Hart Energy reports that longer, more capital efficient wells will be drilled by ExxonMobil in the Midland Basin after their recent acquisition of Pioneer Natural Resources for $60 billion.

Figure 1. Sketch of a cube drilling development, copyright by ExxonMobil. Illustration courtesy of zmgraphics.com.
Figure 1. Sketch of a cube drilling development, copyright by ExxonMobil. Illustration courtesy of zmgraphics.com.

In Figure 1, the drilling cube has 1 pad, 7 wellheads, and 27 horizontal wells. If each horizontal well has 40 separate frac operations, the total number of fracs would be 1,080. If each horizontal has 60 separate frac operations, the total number of fracs would be 1,620. The emphasis on “simultaneous” well drilling and completions would be an enormous logistical task, but presumably with large correlative benefits for capital efficiency.

How large is the cube of Figure 1?

Cube length is about 0.5 miles (7 wellheads x 400 ft spacing = 2800 ft = 0.5 mile).
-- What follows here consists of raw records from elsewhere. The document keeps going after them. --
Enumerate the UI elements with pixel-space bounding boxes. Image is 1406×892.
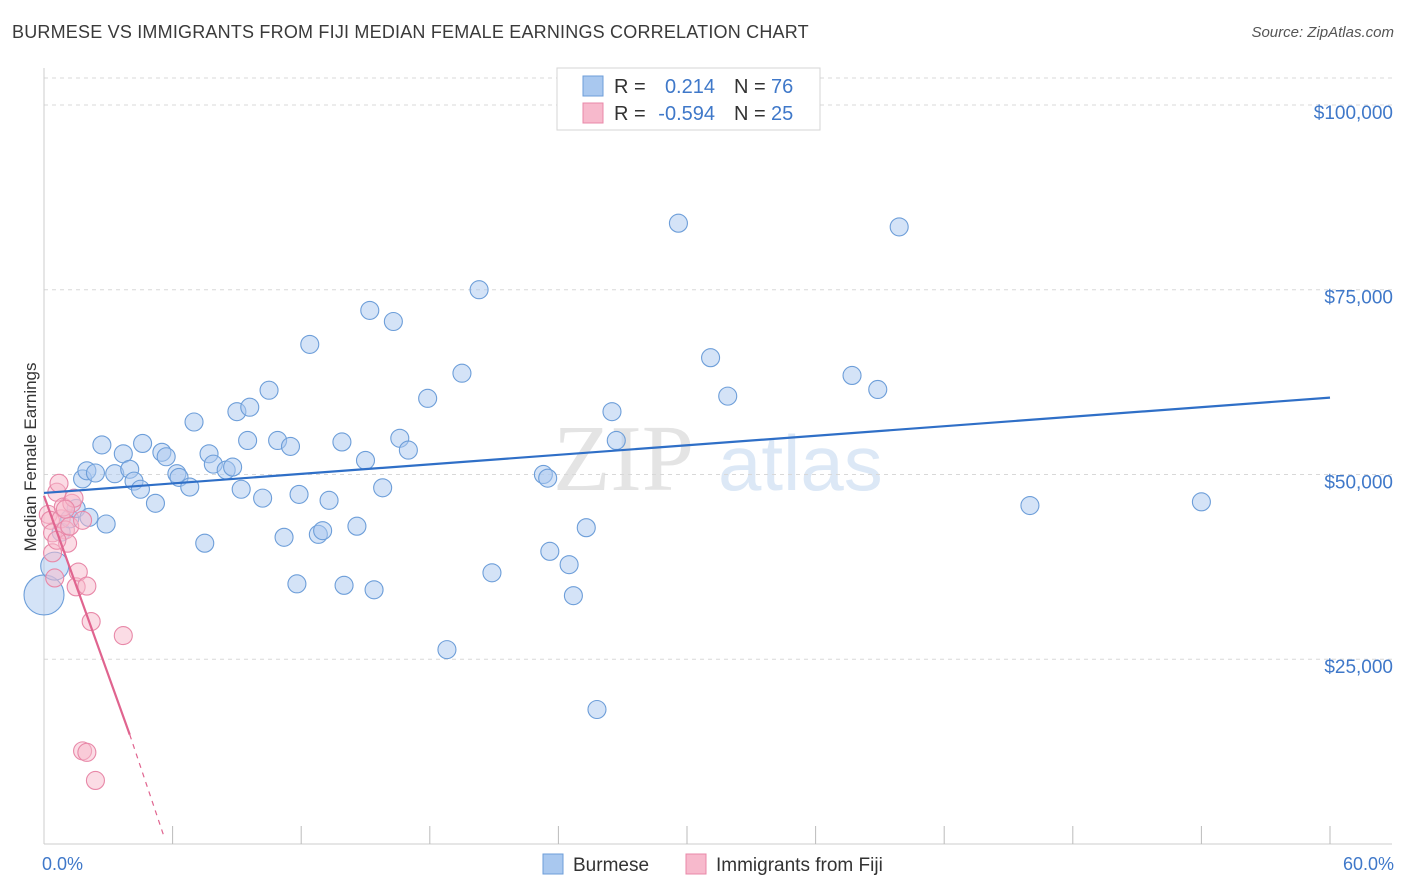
legend-n-value-burmese: 76 [771, 76, 793, 98]
legend-n-label-burmese: N = [734, 76, 766, 98]
legend-n-label-fiji: N = [734, 103, 766, 125]
legend-r-label-fiji: R = [614, 103, 646, 125]
burmese-point-74 [1191, 492, 1211, 512]
watermark-zip: ZIP [553, 407, 694, 511]
burmese-point-73 [1020, 495, 1040, 516]
x-tick-label-left: 0.0% [42, 854, 83, 874]
stats-legend: R = 0.214 N = 76 R = -0.594 N = 25 [556, 67, 821, 131]
y-tick-labels: $25,000 $50,000 $75,000 $100,000 [1314, 103, 1393, 678]
fiji-point-16 [73, 510, 93, 530]
series-burmese-points [23, 213, 1211, 720]
burmese-point-42 [319, 490, 339, 510]
burmese-point-9 [92, 435, 112, 455]
burmese-point-72 [889, 217, 909, 237]
burmese-point-59 [538, 468, 558, 488]
burmese-point-16 [145, 493, 166, 513]
burmese-point-48 [364, 580, 384, 600]
burmese-point-47 [360, 300, 380, 320]
trend-lines [42, 396, 1331, 837]
fiji-point-20 [77, 742, 97, 762]
burmese-point-39 [300, 334, 320, 354]
burmese-point-36 [280, 436, 301, 456]
bottom-legend-label-burmese: Burmese [573, 855, 649, 876]
burmese-point-43 [332, 432, 352, 452]
burmese-point-55 [452, 363, 472, 383]
burmese-point-64 [587, 699, 607, 720]
burmese-point-14 [130, 479, 150, 499]
legend-swatch-fiji [582, 102, 604, 124]
burmese-point-49 [373, 478, 393, 498]
burmese-point-18 [156, 447, 176, 467]
trend-line-burmese [43, 396, 1331, 495]
burmese-point-60 [540, 541, 560, 561]
burmese-point-56 [469, 280, 489, 300]
y-tick-label-1: $50,000 [1324, 472, 1393, 493]
burmese-point-22 [184, 412, 204, 432]
burmese-point-37 [287, 574, 307, 594]
burmese-point-66 [606, 430, 626, 451]
source-credit: Source: ZipAtlas.com [1251, 24, 1394, 41]
legend-n-value-fiji: 25 [771, 103, 793, 125]
burmese-point-29 [231, 479, 251, 499]
series-legend: Burmese Immigrants from Fiji [542, 853, 883, 876]
burmese-point-68 [701, 348, 721, 368]
burmese-point-54 [437, 640, 457, 660]
burmese-point-62 [563, 586, 583, 606]
bottom-legend-swatch-fiji [685, 853, 707, 875]
y-tick-label-3: $100,000 [1314, 103, 1393, 124]
x-tick-label-right: 60.0% [1343, 854, 1394, 874]
burmese-point-52 [398, 440, 418, 460]
trend-line-fiji [42, 495, 131, 735]
burmese-point-32 [253, 488, 273, 508]
bottom-legend-swatch-burmese [542, 853, 564, 875]
burmese-point-70 [842, 365, 862, 385]
burmese-point-45 [347, 516, 367, 536]
legend-r-label-burmese: R = [614, 76, 646, 98]
burmese-point-30 [238, 430, 258, 451]
burmese-point-63 [576, 518, 596, 538]
y-tick-label-2: $75,000 [1324, 288, 1393, 309]
fiji-point-4 [45, 568, 65, 588]
fiji-point-21 [85, 770, 105, 790]
fiji-point-24 [55, 499, 75, 519]
burmese-point-53 [418, 388, 438, 408]
legend-r-value-fiji: -0.594 [658, 103, 715, 125]
burmese-point-69 [718, 386, 738, 406]
y-axis-label: Median Female Earnings [21, 363, 40, 552]
burmese-point-35 [274, 527, 294, 547]
grid-lines [44, 77, 1392, 660]
legend-r-value-burmese: 0.214 [665, 76, 715, 98]
bottom-legend-label-fiji: Immigrants from Fiji [716, 855, 883, 876]
burmese-point-71 [868, 379, 888, 400]
burmese-point-23 [195, 533, 215, 553]
burmese-point-38 [289, 484, 309, 504]
series-fiji-points [38, 473, 133, 790]
burmese-point-65 [602, 402, 622, 422]
burmese-point-15 [133, 433, 153, 453]
burmese-point-46 [355, 450, 376, 470]
chart-title: BURMESE VS IMMIGRANTS FROM FIJI MEDIAN F… [12, 22, 809, 42]
burmese-point-57 [482, 563, 502, 583]
trend-line-fiji-extension [129, 734, 165, 837]
burmese-point-8 [96, 514, 116, 534]
fiji-point-17 [77, 576, 97, 596]
axes [43, 68, 1392, 845]
fiji-point-6 [49, 473, 69, 493]
fiji-point-22 [113, 626, 133, 646]
burmese-point-44 [334, 575, 354, 595]
burmese-point-33 [259, 380, 279, 400]
burmese-point-7 [85, 463, 105, 483]
burmese-point-41 [313, 521, 333, 541]
burmese-point-50 [383, 311, 403, 332]
burmese-point-27 [223, 457, 243, 477]
burmese-point-61 [559, 555, 579, 575]
y-tick-label-0: $25,000 [1324, 657, 1393, 678]
burmese-point-31 [240, 397, 260, 417]
legend-swatch-burmese [582, 75, 604, 97]
burmese-point-67 [668, 213, 688, 233]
Cube width is the length of horizontal wells (2 miles = 10,500 ft, 4 miles = 21,000 ft).

Cube height is total height of pay benches (3,000 ft in Delaware, 1,000 ft in Midland)

So a Delaware cube would be 0.5 miles x 2-4 miles x 0.6 miles = 0.6 – 1.2 cubic miles.

A Midland cube would be 0.5 miles x 2-4 miles x 0.2 miles = 0.2 – 0.4 cubic miles

More details have been provided by ExxonMobil:

“Our contiguous acreage in the Permian through the Pioneer merger creates greater opportunities to deploy our technologies, delivering operating and capital efficiency as well as significantly increasing production. This includes cube developments and long laterals, among other technologies.   

With our cube developments, we drill wells in multiple benches and target all of the connected stacked resource simultaneously. This approach minimizes interference, optimizes long-term recovery, and delivers an increase in value of up to 50% when compared to the typical industry outcomes.

We leveraged our previous learnings from drilling long laterals, as well as our engineering and operational expertise, to spud the first 4-mile lateral in the Delaware Basin in January 2023.”

Takeaways.

According to ExxonMobil’s website, cube development in a formation with stacked benches entails drilling multiple horizontal wells from a single well pad. This allows quicker production from a large area,  reduces cost, raises recovery, bolsters capital efficiency, and limits the surface footprint of the operation. Using longer laterals also help to reduce the environmental impact of the facilities as this eliminates a whole row of infrastructure at the surface.

If the length of laterals in an ExxonMobil cube were 2-3 miles, the total number of separate frac operations to complete the cube would be an unfathomable number between 1080 and 1620.

Variations of this cube concept can accommodate a wide spectrum of producing formations and market conditions. In a stacked pay zone, a drilling cube is the well geometry that leads to the ultimate capital efficiency.